The O(n) Club: Permutation Sequence — The Algorithmic VIP Pass

⚡ TL;DR

Find the k-th permutation (in lex order) of numbers 1 to n… without generating all n! options, because only Indiana Jones loves that kind of adventure.
Brute force: Don’t. It’s O(n!) and your machine is not made of infinite RAM.
Fast way: “Factorial number system” magic. Jump to the permutation you want, like a time traveler who knows the seating chart.

🧠 How Devs Usually Mess This Up

Classic blunder: use next_permutation or recursion to dump all possible permutations into a list, then grab the k-th one. When n hits 9, this approach melts CPUs faster than you can say “heap overflow.” The other top mistake? Classic off-by-one errors—k is 1-based, but every code sample is 0-based. You’ll debug this at 2AM and question your life choices.
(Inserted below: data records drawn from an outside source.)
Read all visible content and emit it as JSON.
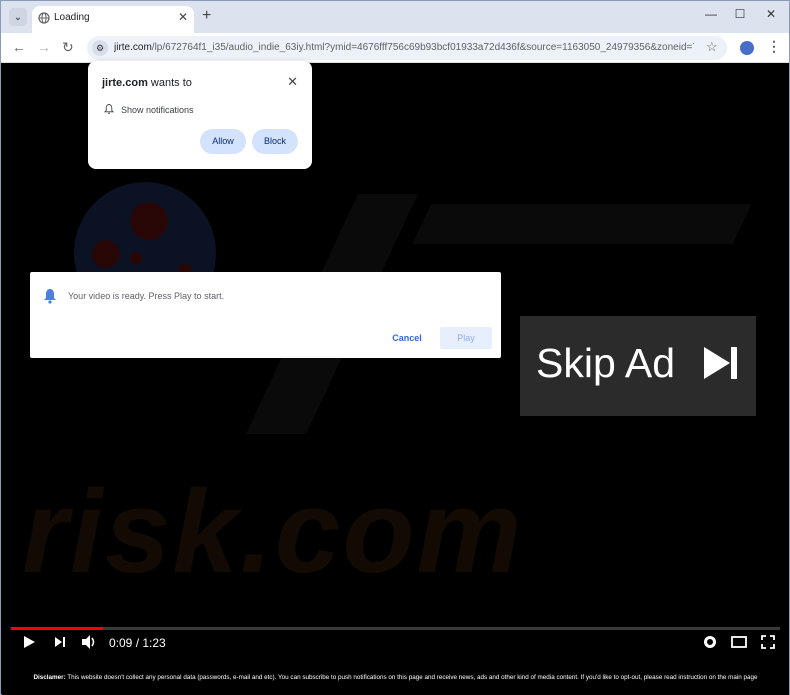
{
  "browser": {
    "tab": {
      "title": "Loading",
      "close_glyph": "✕"
    },
    "tab_search_glyph": "⌄",
    "new_tab_glyph": "+",
    "window_controls": {
      "minimize": "—",
      "maximize": "☐",
      "close": "✕"
    },
    "nav": {
      "back": "←",
      "forward": "→",
      "reload": "↻"
    },
    "url": {
      "host": "jirte.com",
      "path": "/lp/672764f1_i35/audio_indie_63iy.html?ymid=4676fff756c69b93bcf01933a72d436f&source=1163050_24979356&zoneid=7..."
    },
    "bookmark_glyph": "☆",
    "menu_glyph": "⋮"
  },
  "permission_prompt": {
    "site": "jirte.com",
    "title_suffix": " wants to",
    "close_glyph": "✕",
    "permission_text": "Show notifications",
    "allow_label": "Allow",
    "block_label": "Block"
  },
  "dialog": {
    "message": "Your video is ready. Press Play to start.",
    "cancel_label": "Cancel",
    "play_label": "Play"
  },
  "skip_ad": {
    "label": "Skip Ad"
  },
  "player": {
    "current_time": "0:09",
    "separator": " / ",
    "duration": "1:23",
    "progress": 0.12
  },
  "watermark": {
    "text": "risk.com"
  },
  "disclaimer": {
    "label": "Disclamer:",
    "text": " This website doesn't collect any personal data (passwords, e-mail and etc). You can subscribe to push notifications on this page and receive news, ads and other kind of media content. If you'd like to opt-out, please read instruction on the main page"
  }
}
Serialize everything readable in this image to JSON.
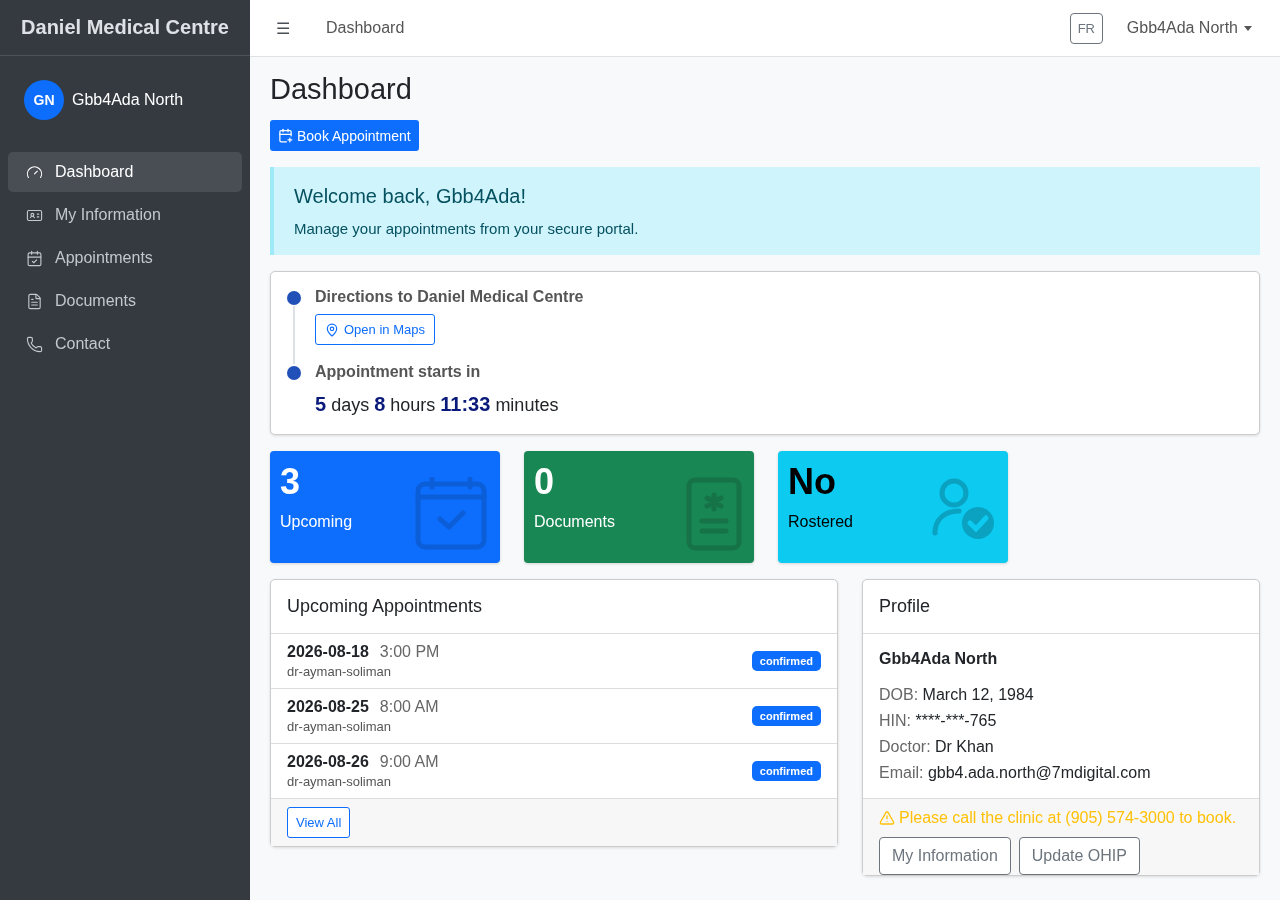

🔍 What’s Actually Going On

Here’s the plot: Imagine all n! permutations, sorted. Each choice for your first digit “owns” a block of (n-1)! consecutive permutations. So you pick the right block by dividing (k-1) by (n-1)!. Then, for the next position, repeat with the updated k on the remaining digits. This is called the factorial number system—think of it as an address, but in factorial steps instead of decimal places. You’re not walking the block, you’re riding a zipline to your answer.

🛠️ PseudoCode

    • Create a list with numbers 1 to n.
    • k = k – 1, because computers.
    • block size = factorial(pool.size() – 1)
    • index = k / block size
    • append pool.get(index) to result, remove from pool
    • k = k % block size and keep zipping through the list

For each position:

for (int i = n; i > 0; i--) {
    blockSize = fact(i-1);
    index = k / blockSize;
    result += pool.get(index);
    pool.remove(index);
    k = k % blockSize;
}

Kick off with Zero-Based Math:

k = k - 1;

Prep the Pool:

// List<Integer> pool = [1,2...n]

💻 The Code

public String getPermutation(int n, int k) {
    List<Integer> pool = new ArrayList<>();
    for (int i = 1; i <= n; i++) pool.add(i);
    int[] factorial = new int[n+1];
    factorial[0] = 1;
    for (int i = 1; i <= n; i++) factorial[i] = factorial[i-1] * i;
    k--;
    StringBuilder sb = new StringBuilder();
    for (int i = n; i > 0; i--) {
        int block = factorial[i-1];
        int idx = k / block;
        sb.append(pool.remove(idx));
        k = k % block;
    }
    return sb.toString();
}

⚠️ Pitfalls, Traps & Runtime Smacks

  • This problem is an off-by-one buffet: Don’t forget k--, unless you like subtle bugs.
  • Update k after EVERY step: k = k % block. If you don’t, you’ll end up with a shuffle worthy of bad Spotify playlists.
  • LinkedList vs ArrayList: Removal is O(n) and fine for n ≤ 9, but don’t overthink it.
  • Time: O(n2) (yes, the remove hurts, but not much for small n)
  • Space: O(n), so your machine won’t explode.

🧠 Interviewer Brain-Tattoo

“If it feels like O(n!), your answer and their patience both expire in factorial time.”